20 March 2014, Ruhr University Bochum, Germany
Prof. Yiannis Aloimonos talk at 5th EUCogIII Members Conference
Abstract:
I introduce a minimalist grammar for human manipulation action. It is a context free grammar involving hands, objects, tools and their movements and relationships. Using this grammar together with signal processing operators for attention, tracking, segmentation and recognition, I show how to create semantic descriptions of complex human activity from perceptual data and then how to create natural language describing the activity. The signals representing the activity are parsed in a way similar to the manner natural language is parsed. I conclude with two experimental demonstrations of this theory using robots in the real world: (a) from language to action – robots executing verbal commands and (b) from action to language – robots observing a human activity and producing a description of the activity in natural language (English).

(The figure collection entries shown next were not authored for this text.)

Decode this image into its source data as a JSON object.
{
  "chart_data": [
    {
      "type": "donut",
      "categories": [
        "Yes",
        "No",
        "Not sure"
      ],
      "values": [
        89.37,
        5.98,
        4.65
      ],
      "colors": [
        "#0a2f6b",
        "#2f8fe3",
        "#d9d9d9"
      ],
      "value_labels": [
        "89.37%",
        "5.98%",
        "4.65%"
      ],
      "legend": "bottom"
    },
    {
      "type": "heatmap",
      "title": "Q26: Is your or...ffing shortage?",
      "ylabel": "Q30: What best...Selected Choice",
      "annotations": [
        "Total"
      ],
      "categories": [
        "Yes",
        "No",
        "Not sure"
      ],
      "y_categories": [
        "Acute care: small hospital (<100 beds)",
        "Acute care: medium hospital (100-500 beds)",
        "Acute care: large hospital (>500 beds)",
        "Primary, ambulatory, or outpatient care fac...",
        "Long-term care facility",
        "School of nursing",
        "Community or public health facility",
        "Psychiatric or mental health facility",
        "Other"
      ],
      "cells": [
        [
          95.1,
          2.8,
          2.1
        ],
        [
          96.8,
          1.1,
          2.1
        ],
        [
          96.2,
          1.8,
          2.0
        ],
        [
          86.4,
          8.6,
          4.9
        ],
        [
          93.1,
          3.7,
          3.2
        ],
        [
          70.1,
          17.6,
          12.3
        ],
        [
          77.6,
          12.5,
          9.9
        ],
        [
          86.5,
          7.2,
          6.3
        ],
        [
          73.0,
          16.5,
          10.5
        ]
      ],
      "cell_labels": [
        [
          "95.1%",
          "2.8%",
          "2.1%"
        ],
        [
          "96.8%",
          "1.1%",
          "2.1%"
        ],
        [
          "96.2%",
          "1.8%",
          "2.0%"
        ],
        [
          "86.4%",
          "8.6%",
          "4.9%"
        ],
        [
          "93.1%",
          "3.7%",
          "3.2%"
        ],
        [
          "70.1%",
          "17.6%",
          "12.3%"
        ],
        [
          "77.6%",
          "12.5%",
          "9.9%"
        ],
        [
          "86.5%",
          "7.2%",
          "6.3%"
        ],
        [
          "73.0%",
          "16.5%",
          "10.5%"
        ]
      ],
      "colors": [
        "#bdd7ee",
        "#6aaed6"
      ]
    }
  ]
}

[Work funded in part by the European Union under the FP 7 Cognitive Systems Program (Project POETICON) , by The National Science Foundation and the National Institutes of Health (USA) and Qualcomm Corporation under an Innovation Prize Grant]
Bio:
The research of Professor Aloimonos is devoted to the principles governing the design and analysis of real-time systems that possess perceptual capabilities, for the purpose of both explaining animal vision and designing seeing machines. Such capabilities have to do with the ability of the system to control its motion and the motion of its parts using visual input (navigation and manipulation) and the ability of the system to break up its environment into a set of categories relevant to its tasks and recognize these categories (categorization and recognition). The work is being done in the framework of Active and Purposive Vision, a paradigm also known as Animate or Behavioral Vision.
Since the early 2000 he has been working on the integration of sensorimotor information with the conceptual system, bridging the gap between signals and symbols. This led to the introduction of language tools into the Robotics community. During the past five years, his research is supported by the European Union under the cognitive systems program in the projects POETI- CON and POETICON++ , by the National Science Foundation under the Cyber Physics Systems Program in the project Robots with Vision that find objects and by the National Institues of Health in the project Human Activity Languages.